Chopin tenía 19 años cuando se enamoró platónicamente de Konstancja. Era aún estudiante y llevaba sus últimos cursos en el Conservatorio de Varsovia. Bastante joven, pero ya una celebridad.
Ese año había tocado en el teatro de Vienna sus variaciones sobre una ópera de Mozart (que Schumann, al leer y probar la partitura, escribió "¡Sombreros al aire, caballeros, un genio!") e iba a palacios de condes y princesas a regañadientes. Chopin odiaba tocar en público.
En Viena, cuando lo entrevistaron, declaró:
"Mi objetivo es crear buena música, no deleitar a la gente".

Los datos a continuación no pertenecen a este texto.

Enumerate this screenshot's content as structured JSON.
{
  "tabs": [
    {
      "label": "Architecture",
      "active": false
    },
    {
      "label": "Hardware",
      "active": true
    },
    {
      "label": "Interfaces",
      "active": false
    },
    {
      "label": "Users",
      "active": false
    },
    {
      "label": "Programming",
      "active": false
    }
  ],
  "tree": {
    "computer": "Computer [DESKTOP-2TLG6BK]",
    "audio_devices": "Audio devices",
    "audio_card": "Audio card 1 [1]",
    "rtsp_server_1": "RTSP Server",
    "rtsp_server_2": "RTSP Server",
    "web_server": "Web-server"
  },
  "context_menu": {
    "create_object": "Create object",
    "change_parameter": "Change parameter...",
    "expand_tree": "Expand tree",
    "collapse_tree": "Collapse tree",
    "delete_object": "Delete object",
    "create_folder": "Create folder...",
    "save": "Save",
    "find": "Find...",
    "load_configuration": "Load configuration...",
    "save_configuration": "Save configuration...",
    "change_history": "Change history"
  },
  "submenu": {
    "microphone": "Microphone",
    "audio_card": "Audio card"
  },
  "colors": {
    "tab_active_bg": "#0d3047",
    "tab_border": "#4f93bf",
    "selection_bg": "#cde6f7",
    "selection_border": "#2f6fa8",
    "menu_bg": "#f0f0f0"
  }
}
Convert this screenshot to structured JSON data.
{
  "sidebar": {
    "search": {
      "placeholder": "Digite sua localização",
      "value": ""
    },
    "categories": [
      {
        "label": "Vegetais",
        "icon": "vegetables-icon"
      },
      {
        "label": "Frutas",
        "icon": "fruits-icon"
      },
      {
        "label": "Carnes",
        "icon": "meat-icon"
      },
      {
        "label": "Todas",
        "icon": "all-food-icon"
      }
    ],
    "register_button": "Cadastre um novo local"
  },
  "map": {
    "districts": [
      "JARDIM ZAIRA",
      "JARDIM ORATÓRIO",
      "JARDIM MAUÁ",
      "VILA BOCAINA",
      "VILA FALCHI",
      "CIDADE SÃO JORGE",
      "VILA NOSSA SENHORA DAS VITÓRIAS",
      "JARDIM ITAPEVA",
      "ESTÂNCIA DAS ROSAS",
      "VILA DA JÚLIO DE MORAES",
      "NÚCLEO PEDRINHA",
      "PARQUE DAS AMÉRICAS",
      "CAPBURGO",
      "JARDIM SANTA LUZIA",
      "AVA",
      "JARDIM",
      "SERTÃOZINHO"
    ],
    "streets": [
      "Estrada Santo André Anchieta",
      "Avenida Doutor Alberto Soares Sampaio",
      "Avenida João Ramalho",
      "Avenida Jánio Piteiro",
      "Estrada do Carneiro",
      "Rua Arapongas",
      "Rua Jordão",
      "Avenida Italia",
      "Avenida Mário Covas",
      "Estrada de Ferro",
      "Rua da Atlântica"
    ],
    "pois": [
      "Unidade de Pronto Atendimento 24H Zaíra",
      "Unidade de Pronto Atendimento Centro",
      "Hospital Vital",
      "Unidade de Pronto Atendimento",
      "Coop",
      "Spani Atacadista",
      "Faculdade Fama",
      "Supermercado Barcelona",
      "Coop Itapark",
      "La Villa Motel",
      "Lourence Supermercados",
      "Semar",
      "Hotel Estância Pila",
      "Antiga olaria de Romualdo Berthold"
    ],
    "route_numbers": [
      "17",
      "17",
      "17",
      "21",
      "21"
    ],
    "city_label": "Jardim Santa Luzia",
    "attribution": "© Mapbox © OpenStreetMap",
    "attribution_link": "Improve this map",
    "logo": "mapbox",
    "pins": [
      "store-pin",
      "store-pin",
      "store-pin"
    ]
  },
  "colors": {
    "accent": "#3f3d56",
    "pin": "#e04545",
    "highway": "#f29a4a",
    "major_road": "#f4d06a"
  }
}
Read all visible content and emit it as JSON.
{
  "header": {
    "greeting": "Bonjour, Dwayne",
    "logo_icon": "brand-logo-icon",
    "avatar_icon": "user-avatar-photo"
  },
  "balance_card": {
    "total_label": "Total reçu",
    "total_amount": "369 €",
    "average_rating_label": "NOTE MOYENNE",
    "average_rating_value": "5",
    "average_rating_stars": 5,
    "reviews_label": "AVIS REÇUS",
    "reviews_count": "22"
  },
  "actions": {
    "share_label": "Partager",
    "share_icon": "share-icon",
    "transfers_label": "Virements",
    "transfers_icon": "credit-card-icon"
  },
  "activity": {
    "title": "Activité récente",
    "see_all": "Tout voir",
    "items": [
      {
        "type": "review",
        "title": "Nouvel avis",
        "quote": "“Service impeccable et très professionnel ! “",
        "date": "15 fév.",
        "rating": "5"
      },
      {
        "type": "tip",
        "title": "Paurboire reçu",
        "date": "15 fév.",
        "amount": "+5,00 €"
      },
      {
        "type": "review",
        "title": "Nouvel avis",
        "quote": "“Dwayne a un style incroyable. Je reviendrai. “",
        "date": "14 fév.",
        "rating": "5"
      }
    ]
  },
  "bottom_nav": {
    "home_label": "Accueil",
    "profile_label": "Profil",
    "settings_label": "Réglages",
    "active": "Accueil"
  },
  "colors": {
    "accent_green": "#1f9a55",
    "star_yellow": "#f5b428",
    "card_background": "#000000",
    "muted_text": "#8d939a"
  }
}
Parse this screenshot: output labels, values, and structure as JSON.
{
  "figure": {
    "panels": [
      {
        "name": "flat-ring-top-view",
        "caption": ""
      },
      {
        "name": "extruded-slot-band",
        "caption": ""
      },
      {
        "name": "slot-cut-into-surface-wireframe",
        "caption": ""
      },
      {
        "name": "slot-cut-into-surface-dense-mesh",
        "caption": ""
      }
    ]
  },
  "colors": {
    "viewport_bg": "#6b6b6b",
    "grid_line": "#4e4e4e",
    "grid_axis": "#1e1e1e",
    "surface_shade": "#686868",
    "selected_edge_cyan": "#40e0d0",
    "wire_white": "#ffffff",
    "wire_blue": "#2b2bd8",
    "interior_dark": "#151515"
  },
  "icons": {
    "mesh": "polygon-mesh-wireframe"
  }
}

Cuando volvió a Varsovia, se enamoró.
Era tan tímido que nunca pudo confesarle su amor a Konstancja, con ese halo de pesimismo alrededor al verla rodeada de pretendientes.
Un domingo, confiesa, ella cruzó miradas con él. Chopin se sintió tan consternado que abandonó rápidamente la iglesia y se tropezó en la calle. Mareado, decía a la gente que un perro había pasado entre sus piernas y por eso había perdido el balance. Había creado para entonces solo un rondo, y nada más.
Ese amor platónico impulsaría su talento.
Una mañana, al ver a Konstancja pasar por el conservatorio, volvió a su cuarto enamorado. Compuso este vals que solo sería publicado cinco años después de su muerte, una partitura escondida en la casa de su viejo amigo por décadas.
Chopin se la envió ese mismo día por correo, confesándole el amor que sentía por Konstancja.
"Es un infortunio haber encontrado a mi amor ideal, haber servido a ese sentimiento fielmente durante seis meses, aunque ser incapaz de confesárselo; por quién sueño, quién inspiró esta mañana el vals que te envío".
Es una pieza melancólicamente sublime, alegremente esperanzadora. Una de sus primeras.
Cuando la escuchen en Spotify, recuerden que la compuso en un día, a los 19 años, mientras miraba por la ventana al primer amor de su vida.